The spell could be rebuilt, word by word, but not quickly; it was a song, she thought, in its making, but she saw it as cat’s-cradle, and cat’s-cradle was what she held to the sun in the moment when she was kestrel, between sky and grass.

She called fire, with the character held in her mind, no hand free to write it. Fire answered. White fire, the light of the stars. Her ribbons of bark burned, and the Nabbani characters in blood on her skin burned with them, cool as water, as starlight on snow. Her cat’s-cradles fell away into ash, and Holla-Sayan was again a man, slashing a Red Mask down, shouting something. He had been trying to tell her something for a while now, Ivah thought, but she had walled herself against him or made him into her wall, and she had not been able to hear till he spoke aloud.

“Wizards,” he said. “We might still save them. You’ve done it, haven’t you? The light on them’s gone out.”

She nodded, tried to find words, and even her whispers broke, rasping and choked as sand in the throat, swallowed and tried again, managing, “The fear’s broken. That’s all. Still can’t kill them.”

“All?” he said, and something else maybe, to Mikki, that she could not catch, but he was a dog again, loping away around a dune of bodies. Nothing stirred, except the hem of a red cloak in the wind.

And a man, Salt Desert tattoos, bloodied head, with a spear in his hands, running up from behind and nearly flattened by Mikki.
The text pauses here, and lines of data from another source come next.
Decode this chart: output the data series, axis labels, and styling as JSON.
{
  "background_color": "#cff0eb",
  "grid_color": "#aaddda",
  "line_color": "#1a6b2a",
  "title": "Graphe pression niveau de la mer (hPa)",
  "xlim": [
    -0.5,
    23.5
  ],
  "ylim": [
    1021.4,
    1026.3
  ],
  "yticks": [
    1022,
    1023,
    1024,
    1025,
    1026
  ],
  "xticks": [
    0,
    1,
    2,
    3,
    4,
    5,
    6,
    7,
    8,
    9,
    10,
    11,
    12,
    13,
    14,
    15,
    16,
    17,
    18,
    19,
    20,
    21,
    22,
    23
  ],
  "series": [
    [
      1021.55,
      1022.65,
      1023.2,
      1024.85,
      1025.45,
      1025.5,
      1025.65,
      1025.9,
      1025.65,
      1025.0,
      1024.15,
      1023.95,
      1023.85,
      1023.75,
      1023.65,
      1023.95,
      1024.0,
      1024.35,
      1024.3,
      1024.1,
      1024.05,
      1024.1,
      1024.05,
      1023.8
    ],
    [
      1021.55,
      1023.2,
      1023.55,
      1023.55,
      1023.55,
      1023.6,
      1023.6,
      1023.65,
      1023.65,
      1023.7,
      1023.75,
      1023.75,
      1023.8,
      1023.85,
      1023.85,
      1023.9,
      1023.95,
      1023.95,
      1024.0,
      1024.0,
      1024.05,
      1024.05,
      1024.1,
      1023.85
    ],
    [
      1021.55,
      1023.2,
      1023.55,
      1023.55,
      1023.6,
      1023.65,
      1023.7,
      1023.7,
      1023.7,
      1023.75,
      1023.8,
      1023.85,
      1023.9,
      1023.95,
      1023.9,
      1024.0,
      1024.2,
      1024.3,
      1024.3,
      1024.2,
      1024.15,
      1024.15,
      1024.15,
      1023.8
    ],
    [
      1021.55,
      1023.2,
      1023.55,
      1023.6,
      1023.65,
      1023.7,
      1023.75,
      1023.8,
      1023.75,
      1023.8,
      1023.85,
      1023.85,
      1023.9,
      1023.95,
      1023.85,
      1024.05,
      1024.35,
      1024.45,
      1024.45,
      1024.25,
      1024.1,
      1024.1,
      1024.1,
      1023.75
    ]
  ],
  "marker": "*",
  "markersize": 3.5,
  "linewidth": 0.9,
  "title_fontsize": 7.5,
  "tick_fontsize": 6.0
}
“Where have they taken them?” he asked. Two more men and a woman drifted up. They all looked ragged, tattered and beaten; her eye was seeing not the body but something of the heart. Tattered and beaten but on their feet again. They smelt of smoke. Caravaneers, armed and grim. “My lady?” the stranger asked. “They took my wife. Where?”

Ivah pulled herself up by Mikki’s flank. What did they take her for? Why ask her? She wanted to weep. She had nothing left. The demon turned his head to nuzzle her shoulder. For a moment she leaned on him, face buried in his fur.

“They had her there,” she said. “I didn’t see . . . more came.”

“Some took the prisoners and ran,” said Mikki. “We can follow. You can’t fight the Red Masks.” The desert man didn’t flinch. His mouth thinned. He meant to. “But you’ll stand when they come. This wizard of the Grass has torn their terror from them. Set your spears against the temple guard. They’ve hidden behind the Red Masks long enough. Ivah, up.” He crouched, and she mounted again, thinking, no, no, she couldn’t, not again, she’d done enough. But there wasn’t any such thing as enough, was there?